De acordo com o especialista, o acordo temporário só terá continuidade caso Israel retire suas tropas das áreas ocupadas no sul do Líbano. "Para que este cessar-fogo funcione, é essencial que Israel se comprometa, especialmente com as exigências libanesas", afirmou Kalout. Ele destacou que um acordo anterior, estabelecido em novembro de 2024, não foi cumprido por Israel, o que gera desconfiança nas partes envolvidas.
Kalout ressaltou que, enquanto o Líbano respeitou o acordo anterior por 15 meses, evitando ataques a Israel, as forças israelenses continuaram a realizar bombardeios no sul do Líbano durante todo esse período. "O cessar-fogo não vai funcionar enquanto as tropas israelenses permanecerem no território libanês, pois após dez dias, essa permanência poderá reativar o conflito", explicou.
A Organização das Nações Unidas (ONU) já se manifestou favoravelmente ao cessar-fogo entre os dois países, enfatizando a necessidade de uma solução a longo prazo para o conflito.
Kalout também fez uma análise política do cenário, classificando o acordo como uma derrota para o primeiro-ministro de Israel, Benjamin Netanyahu. O especialista lembrou que, no início do conflito, Netanyahu havia prometido avançar até 20 quilômetros dentro do território libanês, mas a realidade mostrou que as tropas israelenses conseguiram avançar apenas cerca de cinco quilômetros. Essa situação levanta questionamentos sobre a eficácia das estratégias adotadas e os resultados obtidos.
Segundo Kalout, embora Israel tenha causado destruição em Beirute e no sul do Líbano, isso não se traduziu em ganhos estratégicos significativos. Ele argumentou que o cessar-fogo pode ser visto como uma "mão amiga" do ex-presidente americano Donald Trump a Netanyahu, em um momento em que o primeiro-ministro israelense enfrenta crescente descontentamento interno.
O pesquisador ainda comentou sobre a relação entre Trump e Netanyahu, observando que o líder israelense envolveu o presidente americano em uma dinâmica de conflito com o Irã e o Líbano, com promessas que não se concretizaram. Com Trump enfrentando custos políticos elevados nos Estados Unidos e a possibilidade de perder as eleições de meio de mandato, o ex-presidente está pressionando Netanyahu a aceitar propostas de paralisação da guerra. "Trump não pode continuar essa guerra a mando de Netanyahu", concluiu.

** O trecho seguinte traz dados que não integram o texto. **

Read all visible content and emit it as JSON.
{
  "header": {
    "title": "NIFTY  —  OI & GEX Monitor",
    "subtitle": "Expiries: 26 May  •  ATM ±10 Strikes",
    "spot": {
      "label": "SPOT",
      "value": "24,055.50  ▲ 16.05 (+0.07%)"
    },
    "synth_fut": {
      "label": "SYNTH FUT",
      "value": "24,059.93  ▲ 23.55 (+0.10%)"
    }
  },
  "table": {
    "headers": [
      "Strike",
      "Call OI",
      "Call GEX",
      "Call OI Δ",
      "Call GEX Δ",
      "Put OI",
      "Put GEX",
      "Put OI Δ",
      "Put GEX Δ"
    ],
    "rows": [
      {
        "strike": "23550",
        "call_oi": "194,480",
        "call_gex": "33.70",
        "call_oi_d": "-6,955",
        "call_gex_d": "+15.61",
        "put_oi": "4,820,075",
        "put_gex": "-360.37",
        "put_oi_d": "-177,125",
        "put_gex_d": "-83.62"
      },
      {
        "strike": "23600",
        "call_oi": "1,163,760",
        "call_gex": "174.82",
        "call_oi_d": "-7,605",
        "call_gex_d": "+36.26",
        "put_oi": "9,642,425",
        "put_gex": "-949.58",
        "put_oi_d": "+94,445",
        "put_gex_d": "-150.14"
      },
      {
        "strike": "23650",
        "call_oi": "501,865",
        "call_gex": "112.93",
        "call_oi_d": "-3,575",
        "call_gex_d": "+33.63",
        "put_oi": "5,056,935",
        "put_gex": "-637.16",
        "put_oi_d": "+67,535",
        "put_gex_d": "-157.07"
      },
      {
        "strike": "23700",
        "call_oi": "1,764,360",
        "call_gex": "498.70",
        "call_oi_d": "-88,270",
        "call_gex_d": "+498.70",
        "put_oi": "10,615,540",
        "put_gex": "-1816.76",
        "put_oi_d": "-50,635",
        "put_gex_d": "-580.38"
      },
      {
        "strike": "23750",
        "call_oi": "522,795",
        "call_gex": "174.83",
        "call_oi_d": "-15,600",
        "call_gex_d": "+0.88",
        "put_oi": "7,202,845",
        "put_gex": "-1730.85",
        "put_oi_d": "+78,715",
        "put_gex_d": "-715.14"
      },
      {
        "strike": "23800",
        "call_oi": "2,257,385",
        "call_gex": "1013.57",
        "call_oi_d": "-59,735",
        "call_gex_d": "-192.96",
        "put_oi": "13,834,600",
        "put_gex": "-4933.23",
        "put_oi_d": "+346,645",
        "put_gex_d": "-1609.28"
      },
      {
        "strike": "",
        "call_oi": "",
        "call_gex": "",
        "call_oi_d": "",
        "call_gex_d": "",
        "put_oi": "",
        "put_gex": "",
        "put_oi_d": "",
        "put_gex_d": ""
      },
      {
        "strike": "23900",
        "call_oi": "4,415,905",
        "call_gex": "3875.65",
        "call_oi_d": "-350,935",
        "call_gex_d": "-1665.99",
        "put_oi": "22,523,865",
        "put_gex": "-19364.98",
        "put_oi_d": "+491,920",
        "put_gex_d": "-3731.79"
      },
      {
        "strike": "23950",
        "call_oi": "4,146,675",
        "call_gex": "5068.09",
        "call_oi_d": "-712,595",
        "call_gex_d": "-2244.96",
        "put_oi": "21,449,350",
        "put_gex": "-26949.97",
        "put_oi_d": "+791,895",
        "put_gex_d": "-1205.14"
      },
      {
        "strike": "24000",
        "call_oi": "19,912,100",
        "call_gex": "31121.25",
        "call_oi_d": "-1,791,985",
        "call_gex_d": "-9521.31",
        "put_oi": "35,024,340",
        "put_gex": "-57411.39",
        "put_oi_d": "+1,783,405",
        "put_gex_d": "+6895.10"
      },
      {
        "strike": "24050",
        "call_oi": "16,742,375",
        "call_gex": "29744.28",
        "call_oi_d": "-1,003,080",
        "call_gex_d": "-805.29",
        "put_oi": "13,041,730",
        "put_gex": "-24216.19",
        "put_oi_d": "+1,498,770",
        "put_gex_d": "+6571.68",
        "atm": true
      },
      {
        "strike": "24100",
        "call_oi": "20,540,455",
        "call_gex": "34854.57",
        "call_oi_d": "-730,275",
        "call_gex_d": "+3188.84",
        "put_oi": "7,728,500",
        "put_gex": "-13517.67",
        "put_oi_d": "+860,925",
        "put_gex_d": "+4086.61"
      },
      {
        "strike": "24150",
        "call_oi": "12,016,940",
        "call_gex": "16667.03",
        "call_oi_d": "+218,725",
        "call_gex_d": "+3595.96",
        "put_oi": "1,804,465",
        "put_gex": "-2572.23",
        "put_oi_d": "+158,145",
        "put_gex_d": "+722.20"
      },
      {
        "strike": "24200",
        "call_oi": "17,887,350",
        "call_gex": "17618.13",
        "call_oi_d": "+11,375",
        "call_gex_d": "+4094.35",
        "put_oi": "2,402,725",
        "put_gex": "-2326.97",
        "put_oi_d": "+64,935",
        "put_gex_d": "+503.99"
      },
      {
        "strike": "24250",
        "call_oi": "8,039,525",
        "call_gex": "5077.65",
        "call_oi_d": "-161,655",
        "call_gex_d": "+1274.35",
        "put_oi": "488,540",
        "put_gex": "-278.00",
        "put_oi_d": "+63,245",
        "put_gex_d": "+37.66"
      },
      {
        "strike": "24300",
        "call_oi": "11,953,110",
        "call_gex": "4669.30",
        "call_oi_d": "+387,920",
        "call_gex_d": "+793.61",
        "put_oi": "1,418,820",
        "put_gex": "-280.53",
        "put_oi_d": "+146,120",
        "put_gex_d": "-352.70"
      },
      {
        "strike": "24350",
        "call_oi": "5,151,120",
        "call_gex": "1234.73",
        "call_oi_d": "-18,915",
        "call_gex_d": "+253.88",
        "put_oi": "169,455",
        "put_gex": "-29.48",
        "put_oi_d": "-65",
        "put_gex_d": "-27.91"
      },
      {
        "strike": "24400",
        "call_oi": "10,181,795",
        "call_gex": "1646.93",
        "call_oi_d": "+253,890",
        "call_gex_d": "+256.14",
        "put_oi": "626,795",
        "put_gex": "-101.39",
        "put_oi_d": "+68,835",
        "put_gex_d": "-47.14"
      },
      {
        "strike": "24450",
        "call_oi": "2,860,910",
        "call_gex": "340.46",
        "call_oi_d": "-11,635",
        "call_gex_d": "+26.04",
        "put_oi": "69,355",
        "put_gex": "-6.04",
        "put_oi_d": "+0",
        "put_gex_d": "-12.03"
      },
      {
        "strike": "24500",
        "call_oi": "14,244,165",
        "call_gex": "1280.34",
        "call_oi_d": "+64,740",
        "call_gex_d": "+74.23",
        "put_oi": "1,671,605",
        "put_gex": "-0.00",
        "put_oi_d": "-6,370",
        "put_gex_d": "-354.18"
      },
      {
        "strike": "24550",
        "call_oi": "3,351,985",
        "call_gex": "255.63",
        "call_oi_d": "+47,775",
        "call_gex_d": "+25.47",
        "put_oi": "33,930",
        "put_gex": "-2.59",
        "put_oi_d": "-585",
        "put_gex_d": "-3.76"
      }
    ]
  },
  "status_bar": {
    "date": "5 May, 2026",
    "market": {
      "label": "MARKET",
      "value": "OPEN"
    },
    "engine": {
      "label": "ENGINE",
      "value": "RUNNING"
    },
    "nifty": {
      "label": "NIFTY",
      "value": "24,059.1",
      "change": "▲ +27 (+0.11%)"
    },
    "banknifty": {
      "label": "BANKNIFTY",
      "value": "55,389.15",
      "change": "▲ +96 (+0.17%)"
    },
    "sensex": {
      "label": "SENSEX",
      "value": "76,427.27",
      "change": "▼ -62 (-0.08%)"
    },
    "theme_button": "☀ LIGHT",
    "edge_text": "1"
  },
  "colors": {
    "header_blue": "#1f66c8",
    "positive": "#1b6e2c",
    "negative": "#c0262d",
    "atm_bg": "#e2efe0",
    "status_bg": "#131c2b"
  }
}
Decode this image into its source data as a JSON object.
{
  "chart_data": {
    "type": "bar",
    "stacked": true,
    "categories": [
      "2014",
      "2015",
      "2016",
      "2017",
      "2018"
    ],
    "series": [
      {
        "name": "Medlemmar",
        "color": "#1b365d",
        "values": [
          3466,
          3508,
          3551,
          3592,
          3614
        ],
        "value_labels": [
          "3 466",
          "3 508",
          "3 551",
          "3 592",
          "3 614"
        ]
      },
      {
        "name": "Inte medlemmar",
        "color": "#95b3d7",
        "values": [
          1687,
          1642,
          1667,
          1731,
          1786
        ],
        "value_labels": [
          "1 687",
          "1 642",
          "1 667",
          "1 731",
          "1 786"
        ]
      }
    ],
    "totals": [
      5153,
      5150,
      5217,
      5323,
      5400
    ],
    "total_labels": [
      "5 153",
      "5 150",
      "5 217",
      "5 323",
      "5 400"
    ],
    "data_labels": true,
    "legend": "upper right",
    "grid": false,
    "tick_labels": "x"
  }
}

Desta forma, a instabilidade no cessar-fogo entre Israel e Líbano reflete a complexidade das relações políticas na região. A análise de Kalout revela que, sem um comprometimento real por parte de Israel, a paz pode ser uma meta distante.
Além disso, a história recente entre os países mostra que acordos temporários muitas vezes não são suficientes para garantir a segurança. A experiência anterior destaca a importância de um compromisso duradouro e de respeito às condições acordadas.
Em resumo, a situação atual exige vigilância e diálogo contínuo. A comunidade internacional, especialmente a ONU, deve intensificar seus esforços para promover um entendimento que vá além de cessar-fogos temporários.
Portanto, é crucial que as partes envolvidas busquem soluções que atendam às necessidades de segurança de ambos os lados. O caminho para a paz no Oriente Médio é complexo, mas não deve ser abandonado.
Finalmente, a relação entre líderes como Trump e Netanyahu deve ser observada com cautela, pois interesses pessoais podem influenciar decisões que afetam milhões de vidas. O futuro da região depende de um diálogo sincero e da disposição para enfrentar questões delicadas.